Does it annoy you having to prove that you are not a robot, time and time again? Well what if you knew that you were doing it to protect your own interests and at the same time helping to digitalise classic books, refine maps and seek Artificial Intelligence solutions?
Proving that you are human and not a computer programme is mainly to prevent automated software (Robots/bots) and spammers from performing actions on your behalf. CAPTCHA is a programme that is used to protect you.
CAPTCHA (pronounced as cap-ch-uh) stands for Completely Automated Public Turing test to tell Computers and Humans Apart. Phew, now you see why it is called CAPTCHA! It was developed in 2000 at Carnegie Mellon University and has since been purchased by Google.
The technology used blocks spammers and bots that try to automatically harvest email addresses or try to automatically sign up for or make use of Web sites, blogs or forums. It protects your favourite websites from spam and abuse so that you don’t have to compete with robots and abusive scripts to access sites.
The main goal of CAPTCHA is to provide a test which is simple and straight forward for any human to answer but which is almost impossible for a computer to solve. CAPTCHA asks us to prove we are humans and not robots by typing text from a graphic.
CAPTCHAs are mainly used by websites that offer services like online polls and registration forms.
For example, Web-based email services like Gmail, Yahoo and Hotmail offer free email accounts for their users. CAPTCHAs are used at the sign up process to prevent spammers from using a “bot” to generate hundreds of spam mail accounts.
Louis von Ahn, associate professor of computer science at Carnegie Mellon University and original creator of the CAPTCHA challenge screen, had the idea to put people’s time and effort (approximately 200 million CAPTCHAs were being typed daily by people around the world, the equivalent of approximately 500,000 hours each day) to good use through the reCAPTCHA project.
The “reCAPTCHA” project engages libraries and publishers who deliver OCR images to Web security sites. OCR technology is Optical Character Recognition. It allows you to convert different types of documents, such as scanned paper documents, PDF files or images captured by a digital camera into editable and search-able data. OCR automatically converts many words into digital text but about 30% of printed works before 1900 are unrecognisable to the system, chiefly due to faded text. It is these words that are used in CAPTCHAs, those that have been digitised but the computer cannot recognise.

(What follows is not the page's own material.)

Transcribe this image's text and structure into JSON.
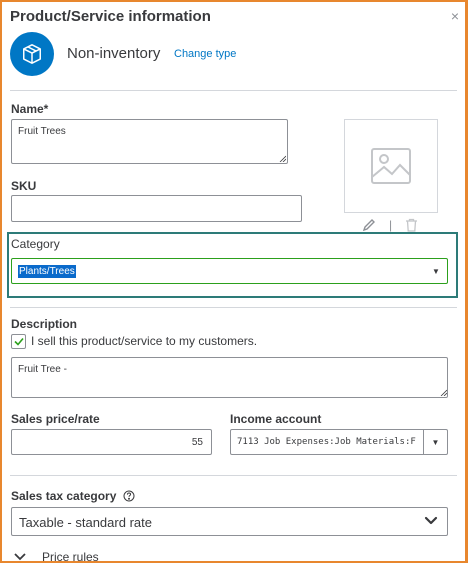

CAPTCHA codes presented for verification are of two words. One is a control word, whose digitisation is known and the other requires verification. If enough people identify the latter, its digitisation is determined as fairly reliable.
‘So if you buy a ticket to an event or conduct an online transaction you are helping to convert classic books to digital format at a rate of around of 60 million words a day, which is the equivalent of around four million books a year.’
In fact 6% of the population has typed at least one word in this process!
Unfortunately, as automated programs become better and better at deciphering CAPTCHA images, the CAPTCHA images need to become harder for the robots to read. According to Google advances in Artificial Intelligence have resulted in robot creations that are now able to solve even the most difficult variant of distorted text with 99.8% accuracy. In turn this makes it harder for us too. Sometimes the characters are so distorted that they can’t even be recognized by people with good vision, let alone visually handicapped individuals.
The reCAPTCHA team has been performing extensive research to learn how to better protect users from attackers. As a result, reCAPTCHA is now more adaptive and better-equipped to distinguish legitimate users from automated software.
Today the distorted letters serve less as a test of humanity and more as a medium of engagement to elicit a broad range of cues that characterize humans and bots. Now the entire user’s experience with the CAPTCHA; before, during and after they interact with it is taken into account. For example, the difference between bot and human can be revealed in clues as subtle as how a user (or a bot) moves a mouse in the brief moments before clicking the “I am not a robot” button.
Humans also drop clues that can establish whether we’re automated or not: IP addresses and cookies show our movements elsewhere on the Web and are taken into account.
Google has been integrating such automated bot-detection into its CAPTCHAs since 2013.
Today almost all of the classic books have been digitised. Solved CAPTCHAs are now used to digitise text, annotate images and build machine learning datasets. This helps us to preserve books, improve maps, and solve hard Artificial Intelligence problems.
You may now see numbers included in your CAPTCHAs. These are snippets from Google Street view. Now proving that you are human is helping Google to better identify street addresses, making Google Maps more precise and complete.
reCAPTCHA also helps to solve hard problems in Artificial Intelligence. High quality human labelled images are compiled into datasets that can be used to train Machine Learning systems. Research communities benefit from such efforts that help to build the next generation of ground breaking Artificial Intelligence solutions.
So when you are next asked to prove that you are human or not a robot perhaps you won’t mind as much now you know that you not only are you being protected but you may also be digitalising books, refining maps or helping to develop the future’s Artificial Intelligence solutions. Well done!